Here's my opinion from someone who started in the ED as a new grad...
There are many hospitals that offer a fellowship in ER nursing. At my hospital, we had several months of classroom review material (because no nursing school
hits ER material) and critical care material. We then had a 4-5 month clinical practicum - work 40 hrs/week in the department with an assigned preceptor, with weekly objective reviews and meetings. It was very intense, but wonderful. I learned a lot, and because the hospital accepted new grads, the atmosphere in the department was very good (for the most part) for learning.

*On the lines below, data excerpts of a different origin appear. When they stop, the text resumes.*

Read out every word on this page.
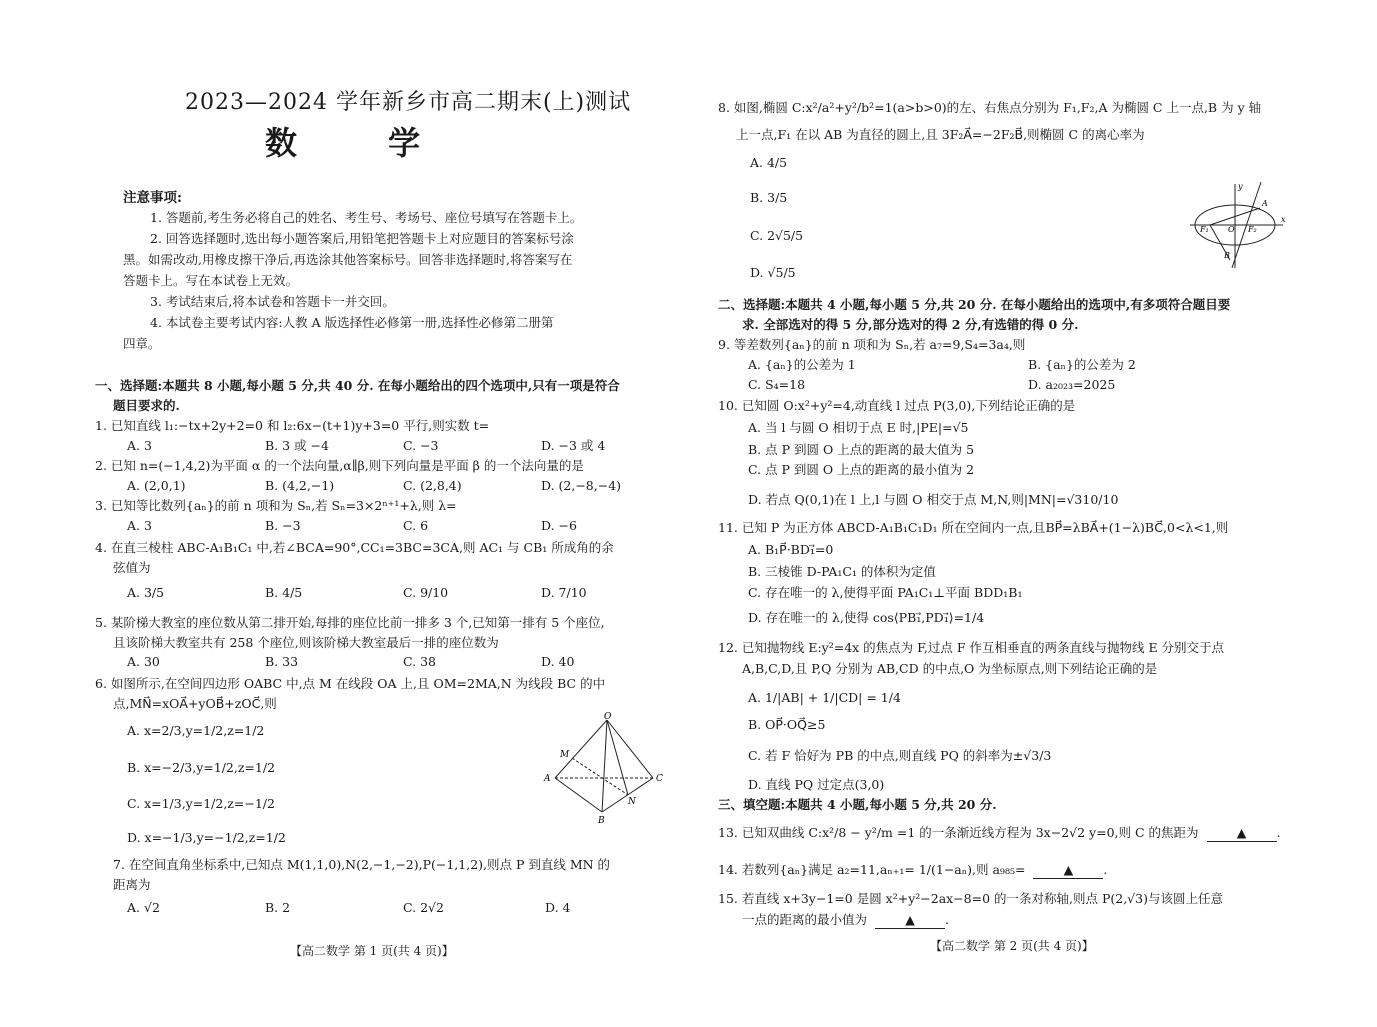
2023—2024 学年新乡市高二期末(上)测试
数 学
注意事项:
1. 答题前,考生务必将自己的姓名、考生号、考场号、座位号填写在答题卡上。
2. 回答选择题时,选出每小题答案后,用铅笔把答题卡上对应题目的答案标号涂
黑。如需改动,用橡皮擦干净后,再选涂其他答案标号。回答非选择题时,将答案写在
答题卡上。写在本试卷上无效。
3. 考试结束后,将本试卷和答题卡一并交回。
4. 本试卷主要考试内容:人教 A 版选择性必修第一册,选择性必修第二册第
四章。
一、选择题:本题共 8 小题,每小题 5 分,共 40 分. 在每小题给出的四个选项中,只有一项是符合
题目要求的.
1. 已知直线 l₁:−tx+2y+2=0 和 l₂:6x−(t+1)y+3=0 平行,则实数 t=
A. 3	B. 3 或 −4	C. −3	D. −3 或 4
2. 已知 n=(−1,4,2)为平面 α 的一个法向量,α∥β,则下列向量是平面 β 的一个法向量的是
A. (2,0,1)	B. (4,2,−1)	C. (2,8,4)	D. (2,−8,−4)
3. 已知等比数列{aₙ}的前 n 项和为 Sₙ,若 Sₙ=3×2ⁿ⁺¹+λ,则 λ=
A. 3	B. −3	C. 6	D. −6
4. 在直三棱柱 ABC-A₁B₁C₁ 中,若∠BCA=90°,CC₁=3BC=3CA,则 AC₁ 与 CB₁ 所成角的余
弦值为
A. 3/5	B. 4/5	C. 9/10	D. 7/10
5. 某阶梯大教室的座位数从第二排开始,每排的座位比前一排多 3 个,已知第一排有 5 个座位,
且该阶梯大教室共有 258 个座位,则该阶梯大教室最后一排的座位数为
A. 30	B. 33	C. 38	D. 40
6. 如图所示,在空间四边形 OABC 中,点 M 在线段 OA 上,且 OM=2MA,N 为线段 BC 的中
点,MN⃗=xOA⃗+yOB⃗+zOC⃗,则
A. x=2/3,y=1/2,z=1/2
B. x=−2/3,y=1/2,z=1/2
C. x=1/3,y=1/2,z=−1/2
D. x=−1/3,y=−1/2,z=1/2
O
A
B
C
M
N
7. 在空间直角坐标系中,已知点 M(1,1,0),N(2,−1,−2),P(−1,1,2),则点 P 到直线 MN 的
距离为
A. √2	B. 2	C. 2√2	D. 4
【高二数学 第 1 页(共 4 页)】
8. 如图,椭圆 C:x²/a²+y²/b²=1(a>b>0)的左、右焦点分别为 F₁,F₂,A 为椭圆 C 上一点,B 为 y 轴
上一点,F₁ 在以 AB 为直径的圆上,且 3F₂A⃗=−2F₂B⃗,则椭圆 C 的离心率为
A. 4/5
B. 3/5
C. 2√5/5
D. √5/5
y
x
O
F₁	F₂
A
B
二、选择题:本题共 4 小题,每小题 5 分,共 20 分. 在每小题给出的选项中,有多项符合题目要
求. 全部选对的得 5 分,部分选对的得 2 分,有选错的得 0 分.
9. 等差数列{aₙ}的前 n 项和为 Sₙ,若 a₇=9,S₄=3a₄,则
A. {aₙ}的公差为 1	B. {aₙ}的公差为 2
C. S₄=18	D. a₂₀₂₃=2025
10. 已知圆 O:x²+y²=4,动直线 l 过点 P(3,0),下列结论正确的是
A. 当 l 与圆 O 相切于点 E 时,|PE|=√5
B. 点 P 到圆 O 上点的距离的最大值为 5
C. 点 P 到圆 O 上点的距离的最小值为 2
D. 若点 Q(0,1)在 l 上,l 与圆 O 相交于点 M,N,则|MN|=√310/10
11. 已知 P 为正方体 ABCD-A₁B₁C₁D₁ 所在空间内一点,且BP⃗=λBA⃗+(1−λ)BC⃗,0<λ<1,则
A. B₁P⃗·BD₁⃗=0
B. 三棱锥 D-PA₁C₁ 的体积为定值
C. 存在唯一的 λ,使得平面 PA₁C₁⊥平面 BDD₁B₁
D. 存在唯一的 λ,使得 cos⟨PB₁⃗,PD₁⃗⟩=1/4
12. 已知抛物线 E:y²=4x 的焦点为 F,过点 F 作互相垂直的两条直线与抛物线 E 分别交于点
A,B,C,D,且 P,Q 分别为 AB,CD 的中点,O 为坐标原点,则下列结论正确的是
A. 1/|AB| + 1/|CD| = 1/4
B. OP⃗·OQ⃗≥5
C. 若 F 恰好为 PB 的中点,则直线 PQ 的斜率为±√3/3
D. 直线 PQ 过定点(3,0)
三、填空题:本题共 4 小题,每小题 5 分,共 20 分.
13. 已知双曲线 C:x²/8 − y²/m =1 的一条渐近线方程为 3x−2√2 y=0,则 C 的焦距为	▲ .
14. 若数列{aₙ}满足 a₂=11,aₙ₊₁= 1/(1−aₙ),则 a₉₈₅=	▲ .
15. 若直线 x+3y−1=0 是圆 x²+y²−2ax−8=0 的一条对称轴,则点 P(2,√3)与该圆上任意
一点的距离的最小值为	▲ .
【高二数学 第 2 页(共 4 页)】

I don't feel new grads should jump straight into an ER that doesn't have any kind of program - the amount of things to learn is too great. BUT if I could do it again, I would probably do a year or two of ICU. I think ER is wonderful, but because it is usually a "cattle in, cattle out" philosophy, you don't always get a chance to fine tune your assessment skills.
If you are a smart person, sharp, willing to learn, and not afraid to ask questions, you'll probably do fine. You also need to be able to jump in and DO, instead of just standing outside of the door. During my fellowship, I went through TNCC, ACLS, ENPC, and the hospital paid for it
Maybe get a book (Sheehy's Manual of Emergency Care is good) and start reading. I know the last thing you want to do while finishing up school is read a textbook that doesn't contribute to school, but it can help you feel more comfortable.
Good luck. Let us know what happens.